5 min read AI Engineering

RAG's real bottleneck is trust in the source, not retrieval

Ask where a RAG system is likely to be weak and most engineers point at retrieval: the embeddings aren’t good enough, the chunking splits context awkwardly, the top-k ordering puts the wrong document first. All of that is real and worth fixing. It’s also the easier half of the problem, because retrieval quality is measurable in a way the rest of the pipeline isn’t: you can hold out a labeled query, check which documents came back, and score precision and recall directly. The harder half doesn’t show up in that score at all. Even when retrieval returns exactly the right document, nothing stops the generation step from drifting away from it, adding a detail the source didn’t say, or stating something the source only implied. Retrieval quality and answer faithfulness are different axes, measured differently, and a system can be excellent on one while silently failing the other.

What investing in retrieval quality actually looks like

It’s worth seeing a real example of retrieval-quality engineering before arguing it isn’t the whole problem, because the investment is genuine and often underrated. A RAG chat platform’s reranker takes Pinecone’s raw cosine-similarity matches and re-scores them with a small trained model before they reach the generation step, instead of trusting embedding similarity order as-is:

/**
 * Pure-TypeScript inference for the tiny reranker MLP trained offline in
 * ml/reranker/train.py. Combines Pinecone's own cosine-similarity score
 * (dense signal) with a lexical word-overlap signal to re-rank RAG matches,
 * instead of trusting raw embedding-similarity order alone.
 */

The model itself is a two-layer MLP trained on cosine similarity plus a lexical word-overlap feature, small enough to run as plain arithmetic in a Cloudflare Worker rather than needing a model-serving runtime in production:

function extractFeatures(query: string, cosineSimilarity: number, docText: string): number[] {
  const queryWordCount = tokenize(query).length;
  const docWordCount = tokenize(docText).length;
  return [
    cosineSimilarity,
    lexicalOverlap(query, docText),
    Math.min(queryWordCount, 50) / 50,
    Math.min(docWordCount, 500) / 500,
  ];
}

The premise behind reranking at all is that raw embedding similarity is a noisy proxy for relevance: two passages can be close in embedding space for reasons that have nothing to do with actually answering the query, and a second signal (here, literal word overlap) catches some of what pure cosine similarity misses. This is real, checkable engineering. You can evaluate whether the reranked order improves relevance against a held-out testset, and the project does. But notice what the entire pipeline, embedding plus reranking, is answering: which documents are most relevant to the query. It has nothing to say about whether the eventual generated answer actually stuck to what those documents contain.

Relevance and faithfulness are answering different questions

Relevance asks: did we retrieve the right material? Faithfulness asks: does every claim in the final answer trace back to that material? A system can score well on the first and badly on the second, because nothing about handing an LLM the correct documents guarantees the LLM’s response is constrained by them. The model can still generalize past what’s in front of it, fill a gap with something plausible-sounding from its training data, or state a detail more confidently than the source actually supports. Perfect retrieval upstream doesn’t propagate into a faithfulness guarantee downstream; they have to be checked independently, because they fail independently.

This is also why “faithfulness” needs its own explicit evaluation rather than being assumed as a side effect of good retrieval.
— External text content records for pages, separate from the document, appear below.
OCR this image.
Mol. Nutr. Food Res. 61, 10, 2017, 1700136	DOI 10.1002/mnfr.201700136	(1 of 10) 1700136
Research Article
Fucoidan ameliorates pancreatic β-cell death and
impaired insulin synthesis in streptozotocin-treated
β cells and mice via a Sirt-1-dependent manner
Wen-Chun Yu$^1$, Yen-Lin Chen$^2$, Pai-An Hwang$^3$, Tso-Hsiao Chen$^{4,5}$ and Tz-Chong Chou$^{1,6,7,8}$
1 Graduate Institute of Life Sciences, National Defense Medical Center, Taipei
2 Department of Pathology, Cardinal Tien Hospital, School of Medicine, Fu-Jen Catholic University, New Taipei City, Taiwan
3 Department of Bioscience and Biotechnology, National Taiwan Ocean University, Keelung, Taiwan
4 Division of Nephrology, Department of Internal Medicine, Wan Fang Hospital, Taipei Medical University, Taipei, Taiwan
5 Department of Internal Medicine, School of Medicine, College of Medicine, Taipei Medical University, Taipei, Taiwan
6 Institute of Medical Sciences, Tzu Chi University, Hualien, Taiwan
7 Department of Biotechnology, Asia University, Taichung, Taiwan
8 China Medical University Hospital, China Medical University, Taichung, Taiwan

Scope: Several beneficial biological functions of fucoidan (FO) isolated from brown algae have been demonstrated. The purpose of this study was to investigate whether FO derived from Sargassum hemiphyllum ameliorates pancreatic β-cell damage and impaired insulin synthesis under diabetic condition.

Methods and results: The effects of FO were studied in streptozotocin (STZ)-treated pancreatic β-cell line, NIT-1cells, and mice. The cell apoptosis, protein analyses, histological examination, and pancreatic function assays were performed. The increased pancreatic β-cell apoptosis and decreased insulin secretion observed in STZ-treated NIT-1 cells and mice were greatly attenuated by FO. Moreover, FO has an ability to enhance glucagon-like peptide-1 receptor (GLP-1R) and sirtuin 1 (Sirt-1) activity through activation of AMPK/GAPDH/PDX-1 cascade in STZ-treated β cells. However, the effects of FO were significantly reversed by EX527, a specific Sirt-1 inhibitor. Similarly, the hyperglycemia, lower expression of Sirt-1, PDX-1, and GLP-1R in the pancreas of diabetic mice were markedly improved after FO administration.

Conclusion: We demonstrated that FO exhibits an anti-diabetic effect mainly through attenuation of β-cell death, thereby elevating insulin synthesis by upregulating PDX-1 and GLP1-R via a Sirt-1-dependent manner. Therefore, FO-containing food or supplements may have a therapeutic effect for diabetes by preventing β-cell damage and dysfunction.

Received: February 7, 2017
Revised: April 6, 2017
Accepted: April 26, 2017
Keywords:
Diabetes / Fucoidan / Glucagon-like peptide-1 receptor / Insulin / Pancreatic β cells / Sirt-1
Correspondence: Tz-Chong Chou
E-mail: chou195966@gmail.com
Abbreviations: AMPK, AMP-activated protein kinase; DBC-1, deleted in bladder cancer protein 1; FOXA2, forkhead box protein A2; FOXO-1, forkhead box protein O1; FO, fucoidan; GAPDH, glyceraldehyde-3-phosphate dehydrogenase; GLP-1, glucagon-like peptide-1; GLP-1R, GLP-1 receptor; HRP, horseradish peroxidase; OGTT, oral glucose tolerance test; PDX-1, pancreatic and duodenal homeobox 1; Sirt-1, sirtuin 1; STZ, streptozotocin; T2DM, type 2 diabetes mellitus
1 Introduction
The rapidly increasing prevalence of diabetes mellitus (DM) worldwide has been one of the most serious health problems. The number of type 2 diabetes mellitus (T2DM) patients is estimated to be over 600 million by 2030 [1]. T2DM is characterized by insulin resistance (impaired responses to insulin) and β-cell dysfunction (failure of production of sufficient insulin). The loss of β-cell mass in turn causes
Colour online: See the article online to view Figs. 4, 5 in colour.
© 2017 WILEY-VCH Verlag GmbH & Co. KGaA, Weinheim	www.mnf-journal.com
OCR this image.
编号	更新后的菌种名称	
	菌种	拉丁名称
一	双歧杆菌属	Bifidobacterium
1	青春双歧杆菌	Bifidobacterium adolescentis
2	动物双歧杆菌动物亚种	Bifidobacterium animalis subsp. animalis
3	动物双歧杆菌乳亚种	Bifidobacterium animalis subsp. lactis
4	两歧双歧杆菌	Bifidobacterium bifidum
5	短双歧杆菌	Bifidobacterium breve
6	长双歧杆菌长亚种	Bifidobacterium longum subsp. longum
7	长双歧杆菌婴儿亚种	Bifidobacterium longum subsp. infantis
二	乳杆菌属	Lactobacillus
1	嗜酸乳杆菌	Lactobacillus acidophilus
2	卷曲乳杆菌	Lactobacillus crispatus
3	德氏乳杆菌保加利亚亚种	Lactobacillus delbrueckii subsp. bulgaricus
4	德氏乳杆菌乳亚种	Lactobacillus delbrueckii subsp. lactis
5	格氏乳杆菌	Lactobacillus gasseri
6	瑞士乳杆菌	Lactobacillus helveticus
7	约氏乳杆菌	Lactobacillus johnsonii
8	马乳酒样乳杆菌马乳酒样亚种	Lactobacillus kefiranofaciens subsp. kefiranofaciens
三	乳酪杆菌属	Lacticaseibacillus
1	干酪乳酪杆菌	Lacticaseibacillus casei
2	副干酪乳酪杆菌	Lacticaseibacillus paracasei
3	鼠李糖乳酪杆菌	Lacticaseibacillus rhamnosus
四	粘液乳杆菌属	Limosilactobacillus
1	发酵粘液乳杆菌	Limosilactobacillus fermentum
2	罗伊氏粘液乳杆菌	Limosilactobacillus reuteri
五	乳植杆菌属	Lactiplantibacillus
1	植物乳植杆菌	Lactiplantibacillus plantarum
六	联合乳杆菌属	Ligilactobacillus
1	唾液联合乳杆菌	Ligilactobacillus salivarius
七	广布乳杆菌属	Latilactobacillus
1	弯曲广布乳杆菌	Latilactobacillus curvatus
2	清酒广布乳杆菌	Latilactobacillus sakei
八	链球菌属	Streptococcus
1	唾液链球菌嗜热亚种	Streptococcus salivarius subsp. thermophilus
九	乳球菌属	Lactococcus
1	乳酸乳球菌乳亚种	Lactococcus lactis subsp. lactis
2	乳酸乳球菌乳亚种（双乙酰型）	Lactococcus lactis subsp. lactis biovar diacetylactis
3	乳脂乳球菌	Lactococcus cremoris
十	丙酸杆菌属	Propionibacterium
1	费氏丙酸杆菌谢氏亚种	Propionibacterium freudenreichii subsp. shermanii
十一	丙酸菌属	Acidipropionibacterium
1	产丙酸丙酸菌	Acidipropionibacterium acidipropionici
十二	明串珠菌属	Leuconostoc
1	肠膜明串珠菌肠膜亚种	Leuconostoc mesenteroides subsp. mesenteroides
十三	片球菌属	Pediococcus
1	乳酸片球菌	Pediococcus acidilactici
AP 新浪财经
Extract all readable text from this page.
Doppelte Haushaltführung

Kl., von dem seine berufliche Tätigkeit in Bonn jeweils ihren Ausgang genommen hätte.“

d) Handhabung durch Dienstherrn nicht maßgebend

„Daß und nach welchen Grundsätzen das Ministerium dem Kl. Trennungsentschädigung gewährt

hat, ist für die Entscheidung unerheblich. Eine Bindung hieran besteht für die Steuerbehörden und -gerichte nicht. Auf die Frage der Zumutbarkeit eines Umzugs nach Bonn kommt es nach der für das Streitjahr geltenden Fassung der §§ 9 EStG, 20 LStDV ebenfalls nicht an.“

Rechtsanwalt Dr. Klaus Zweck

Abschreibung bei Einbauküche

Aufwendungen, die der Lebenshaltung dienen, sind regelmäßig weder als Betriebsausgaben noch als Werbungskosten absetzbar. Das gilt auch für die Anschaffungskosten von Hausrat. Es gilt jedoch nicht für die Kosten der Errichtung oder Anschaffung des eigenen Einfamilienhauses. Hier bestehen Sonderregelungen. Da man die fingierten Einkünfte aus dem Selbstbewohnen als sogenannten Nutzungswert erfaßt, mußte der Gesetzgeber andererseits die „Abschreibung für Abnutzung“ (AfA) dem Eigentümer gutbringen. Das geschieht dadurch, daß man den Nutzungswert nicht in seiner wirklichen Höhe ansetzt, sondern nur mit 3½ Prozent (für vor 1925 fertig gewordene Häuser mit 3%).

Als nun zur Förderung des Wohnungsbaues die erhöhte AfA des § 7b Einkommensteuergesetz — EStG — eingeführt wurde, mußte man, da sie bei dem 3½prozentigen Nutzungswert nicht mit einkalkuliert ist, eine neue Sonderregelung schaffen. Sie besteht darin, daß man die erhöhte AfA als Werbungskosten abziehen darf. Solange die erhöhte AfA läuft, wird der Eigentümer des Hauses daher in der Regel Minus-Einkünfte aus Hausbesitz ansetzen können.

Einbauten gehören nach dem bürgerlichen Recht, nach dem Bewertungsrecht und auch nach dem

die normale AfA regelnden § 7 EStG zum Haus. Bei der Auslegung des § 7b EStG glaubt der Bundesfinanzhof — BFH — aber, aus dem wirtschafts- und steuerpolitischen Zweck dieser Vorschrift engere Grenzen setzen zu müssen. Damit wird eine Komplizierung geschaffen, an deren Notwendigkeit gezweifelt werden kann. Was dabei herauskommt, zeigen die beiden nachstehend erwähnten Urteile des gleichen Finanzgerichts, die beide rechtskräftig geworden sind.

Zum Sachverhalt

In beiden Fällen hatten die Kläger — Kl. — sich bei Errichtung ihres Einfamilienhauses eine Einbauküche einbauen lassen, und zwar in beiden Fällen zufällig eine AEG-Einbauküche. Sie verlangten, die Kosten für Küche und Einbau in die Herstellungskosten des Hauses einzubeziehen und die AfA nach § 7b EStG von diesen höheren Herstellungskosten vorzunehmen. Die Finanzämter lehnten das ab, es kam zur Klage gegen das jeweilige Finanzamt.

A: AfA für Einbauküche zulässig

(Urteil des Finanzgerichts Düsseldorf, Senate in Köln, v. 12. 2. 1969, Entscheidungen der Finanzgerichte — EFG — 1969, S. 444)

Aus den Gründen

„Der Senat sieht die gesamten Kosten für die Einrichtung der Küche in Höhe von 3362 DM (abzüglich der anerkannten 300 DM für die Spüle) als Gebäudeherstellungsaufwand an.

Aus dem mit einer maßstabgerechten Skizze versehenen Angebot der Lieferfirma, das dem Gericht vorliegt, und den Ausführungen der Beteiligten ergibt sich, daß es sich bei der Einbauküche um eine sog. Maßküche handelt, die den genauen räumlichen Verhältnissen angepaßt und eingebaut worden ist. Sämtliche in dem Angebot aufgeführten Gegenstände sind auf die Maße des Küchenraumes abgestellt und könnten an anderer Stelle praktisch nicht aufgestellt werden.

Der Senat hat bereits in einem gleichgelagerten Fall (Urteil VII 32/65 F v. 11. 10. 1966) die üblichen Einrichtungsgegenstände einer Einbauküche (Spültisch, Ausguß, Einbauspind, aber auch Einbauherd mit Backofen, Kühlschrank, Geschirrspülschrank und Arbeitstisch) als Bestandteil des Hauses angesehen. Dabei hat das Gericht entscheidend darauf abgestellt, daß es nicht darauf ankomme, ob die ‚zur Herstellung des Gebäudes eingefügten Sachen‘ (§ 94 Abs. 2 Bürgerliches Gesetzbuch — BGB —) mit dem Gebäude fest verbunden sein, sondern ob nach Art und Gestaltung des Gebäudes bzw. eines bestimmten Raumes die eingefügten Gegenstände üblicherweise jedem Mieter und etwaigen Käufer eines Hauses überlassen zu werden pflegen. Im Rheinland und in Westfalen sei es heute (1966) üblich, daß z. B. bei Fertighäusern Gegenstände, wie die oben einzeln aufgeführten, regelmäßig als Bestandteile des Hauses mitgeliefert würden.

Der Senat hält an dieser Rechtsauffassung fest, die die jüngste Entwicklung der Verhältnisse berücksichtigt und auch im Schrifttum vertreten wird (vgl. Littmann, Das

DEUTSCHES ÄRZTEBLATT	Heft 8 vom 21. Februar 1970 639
One way to check it, used in a research-agent project handling a similar problem in a different pipeline, is an LLM judge given both the raw retrieved sources and the generated report, scored specifically on whether the report uses only facts present in those sources:

class EvalScore(BaseModel):
    faithfulness: int = Field(
        description="Score 1-5: Does the report ONLY use facts present in the raw sources?"
    )
    relevance: int = Field(
        description="Score 1-5: Does the report actually answer the user's topic comprehensively?"
    )

The two fields are deliberately separate scores, not one blended number, because they can and do move independently: a report can be relevant to the topic asked while still stating something the sources never said, and a report can be scrupulously faithful to its sources while failing to actually address what the user asked. Collapsing them into a single “quality” score would hide exactly the failure mode that matters most, an answer that reads well and cites the right ballpark but says something its sources don’t support.

Where the engineering effort should actually go

None of this is an argument against reranking or better embeddings, retrieval quality is a real bottleneck and worth the investment the reranker above represents. It’s an argument against stopping there. A RAG system with excellent retrieval and no faithfulness check has a blind spot exactly where it matters most: the step between “we found the right document” and “the answer we generated is actually grounded in it” is invisible to every metric that only looks at what came back from the vector store. If you’re going to spend engineering time on one axis and treat the other as free, retrieval quality is the wrong one to treat as free, because a wrong answer built from the right sources is a failure mode retrieval metrics have no way to see.